Libération
le 10 Décembre 97
HAPPY TOGETHER
(Cheun Gwong Tsa Sit)
flag

23 juin 1997

Critique (Gérard Lefort)
Un monde à l'envers
Tourné en Argentine, aux antipodes de Hong-kong, «Happy Together», le dernier film de Wong Kar-wai, met en scène l'histoire d'amour entre Lai et Ho, deux hommes qui tentent de repartir à zéro. Une histoire de couple dans un film géant qui donne des ailes.

Vers la fin de Happy Together, un de ses personnages principaux, chinois de Hong-kong en résidence à Buenos Aires, se demande à quoi peut bien ressembler sa ville à l'envers.
Le plan suivant lui répond: A ça! C'est-à-dire des autoroutes et des gratte-ciel de Hong-kong filmés sens dessus dessous. Cette résolution des antipodes, à la fois comique et grave, pragmatique et rêveuse, est une des serrures par laquelle on peut regarder le nouveau film de Wong Kar-wai.
Une opération rétinienne qui consiste à retourner la boule, autant dire le globe terrestre, pour voir le monde à l'envers. Dès lors, tombe la neige, averse d'atomes indifférenciés que les mouvements turbulents propres au film vont peu à peu distinguer.

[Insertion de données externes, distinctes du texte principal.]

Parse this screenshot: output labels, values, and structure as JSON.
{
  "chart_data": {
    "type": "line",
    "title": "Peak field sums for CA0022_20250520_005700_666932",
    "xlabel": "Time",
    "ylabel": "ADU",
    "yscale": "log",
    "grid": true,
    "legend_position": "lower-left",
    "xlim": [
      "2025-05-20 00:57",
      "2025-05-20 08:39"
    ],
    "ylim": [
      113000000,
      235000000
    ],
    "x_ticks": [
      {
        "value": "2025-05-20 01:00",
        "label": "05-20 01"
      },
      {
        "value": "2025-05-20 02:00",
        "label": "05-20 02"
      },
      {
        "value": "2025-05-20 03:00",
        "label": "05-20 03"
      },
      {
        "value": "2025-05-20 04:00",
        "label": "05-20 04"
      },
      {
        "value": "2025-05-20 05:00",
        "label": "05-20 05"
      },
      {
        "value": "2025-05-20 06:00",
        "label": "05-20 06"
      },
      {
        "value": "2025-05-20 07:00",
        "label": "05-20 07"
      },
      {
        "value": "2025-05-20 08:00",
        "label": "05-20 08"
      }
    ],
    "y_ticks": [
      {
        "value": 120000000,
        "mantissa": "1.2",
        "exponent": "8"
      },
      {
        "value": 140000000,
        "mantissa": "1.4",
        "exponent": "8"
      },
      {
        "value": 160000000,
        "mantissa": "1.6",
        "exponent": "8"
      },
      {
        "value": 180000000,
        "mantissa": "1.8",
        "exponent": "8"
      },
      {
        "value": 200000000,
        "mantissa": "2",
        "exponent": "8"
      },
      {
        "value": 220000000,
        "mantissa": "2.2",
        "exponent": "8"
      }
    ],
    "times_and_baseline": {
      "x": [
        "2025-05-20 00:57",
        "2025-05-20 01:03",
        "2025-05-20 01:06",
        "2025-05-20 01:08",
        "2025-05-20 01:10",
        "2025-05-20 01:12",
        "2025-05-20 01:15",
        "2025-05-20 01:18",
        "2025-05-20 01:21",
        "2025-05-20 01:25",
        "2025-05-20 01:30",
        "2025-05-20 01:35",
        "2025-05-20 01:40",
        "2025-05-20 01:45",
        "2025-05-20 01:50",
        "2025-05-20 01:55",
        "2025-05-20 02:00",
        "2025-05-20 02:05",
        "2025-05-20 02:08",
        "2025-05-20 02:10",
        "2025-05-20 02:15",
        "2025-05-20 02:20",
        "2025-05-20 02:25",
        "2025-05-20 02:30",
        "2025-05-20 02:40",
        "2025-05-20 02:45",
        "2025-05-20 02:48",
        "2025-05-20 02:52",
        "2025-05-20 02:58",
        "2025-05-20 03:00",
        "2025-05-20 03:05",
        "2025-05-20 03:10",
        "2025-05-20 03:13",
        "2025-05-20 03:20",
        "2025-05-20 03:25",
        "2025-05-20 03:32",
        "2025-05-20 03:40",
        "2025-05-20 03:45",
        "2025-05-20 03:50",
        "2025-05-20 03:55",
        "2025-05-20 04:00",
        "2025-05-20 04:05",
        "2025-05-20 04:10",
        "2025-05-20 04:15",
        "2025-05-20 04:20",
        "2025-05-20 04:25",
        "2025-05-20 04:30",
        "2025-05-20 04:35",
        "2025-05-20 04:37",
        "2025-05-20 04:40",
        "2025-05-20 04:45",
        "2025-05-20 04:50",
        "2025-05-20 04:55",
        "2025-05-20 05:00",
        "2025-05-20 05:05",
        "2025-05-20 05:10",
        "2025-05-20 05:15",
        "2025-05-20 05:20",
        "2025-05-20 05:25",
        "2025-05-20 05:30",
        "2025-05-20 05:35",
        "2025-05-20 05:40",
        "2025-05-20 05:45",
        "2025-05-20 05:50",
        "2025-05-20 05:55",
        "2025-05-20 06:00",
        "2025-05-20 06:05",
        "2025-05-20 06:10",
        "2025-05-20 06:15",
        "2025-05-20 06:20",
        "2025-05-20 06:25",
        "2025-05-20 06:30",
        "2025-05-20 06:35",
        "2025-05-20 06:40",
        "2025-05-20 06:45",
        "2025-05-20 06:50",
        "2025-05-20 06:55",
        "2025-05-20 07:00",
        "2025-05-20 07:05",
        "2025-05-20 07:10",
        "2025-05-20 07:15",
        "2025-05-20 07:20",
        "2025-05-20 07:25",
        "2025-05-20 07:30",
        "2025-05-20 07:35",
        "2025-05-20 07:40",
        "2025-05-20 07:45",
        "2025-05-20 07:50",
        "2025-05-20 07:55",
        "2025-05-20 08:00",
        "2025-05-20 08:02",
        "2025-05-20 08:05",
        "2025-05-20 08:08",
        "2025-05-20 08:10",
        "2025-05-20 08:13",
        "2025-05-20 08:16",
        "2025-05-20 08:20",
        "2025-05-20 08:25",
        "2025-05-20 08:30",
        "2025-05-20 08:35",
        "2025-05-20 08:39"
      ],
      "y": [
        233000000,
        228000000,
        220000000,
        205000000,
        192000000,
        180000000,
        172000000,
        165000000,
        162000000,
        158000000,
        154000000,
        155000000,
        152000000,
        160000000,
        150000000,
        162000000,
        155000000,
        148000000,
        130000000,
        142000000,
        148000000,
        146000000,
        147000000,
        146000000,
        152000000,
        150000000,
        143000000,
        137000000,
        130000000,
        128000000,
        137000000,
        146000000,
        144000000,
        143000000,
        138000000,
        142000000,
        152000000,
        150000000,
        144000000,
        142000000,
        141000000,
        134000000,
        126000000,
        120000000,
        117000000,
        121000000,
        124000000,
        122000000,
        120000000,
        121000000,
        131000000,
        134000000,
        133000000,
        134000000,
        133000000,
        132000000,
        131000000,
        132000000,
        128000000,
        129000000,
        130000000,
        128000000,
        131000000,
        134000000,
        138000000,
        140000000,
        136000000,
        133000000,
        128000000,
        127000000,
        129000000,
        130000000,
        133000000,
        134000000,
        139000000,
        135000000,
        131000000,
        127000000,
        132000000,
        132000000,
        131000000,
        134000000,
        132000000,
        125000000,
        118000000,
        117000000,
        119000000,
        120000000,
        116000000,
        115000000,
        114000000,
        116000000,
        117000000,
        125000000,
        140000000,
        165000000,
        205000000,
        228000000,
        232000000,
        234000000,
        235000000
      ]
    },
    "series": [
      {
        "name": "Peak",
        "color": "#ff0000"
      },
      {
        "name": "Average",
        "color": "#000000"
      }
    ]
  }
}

Voilà donc Lai Yiu-fai et Ho Po-wing, deux beaux gars de Honk-kong (Tony Leung-Lai et Leslie Cheung-Ho, acteurs astraux) portés en Argentine par les ailes du désir. Une scène de baise documentaire ne nous l'envoie pas dire: ces hommes en vacances sont des amants. Des hommes «tombés», au double sens anglais de «to fall»: à la fois des Fallen Angels, des anges déchus, à l'instar d'un film précédent de Kar-wai, et des «falling in love», des tombés amoureux.
Leur équipée argentine a tout l'air de retrouvailles, d'une tentative de recommencement, d'une mise en liberté conditionnelle ainsi énoncée par la voix off de Lai Yiu-fai: «Si on repartait à zéro?» Étant tout de suite entendu, qu'on ne repart jamais à zéro, que toute entreprise de redémarrage, de renaissance, de répétition, emporte avec elle son grand train de différences. Comme toujours, le bon sens a tort: quand on recommence, on ne prend jamais les mêmes.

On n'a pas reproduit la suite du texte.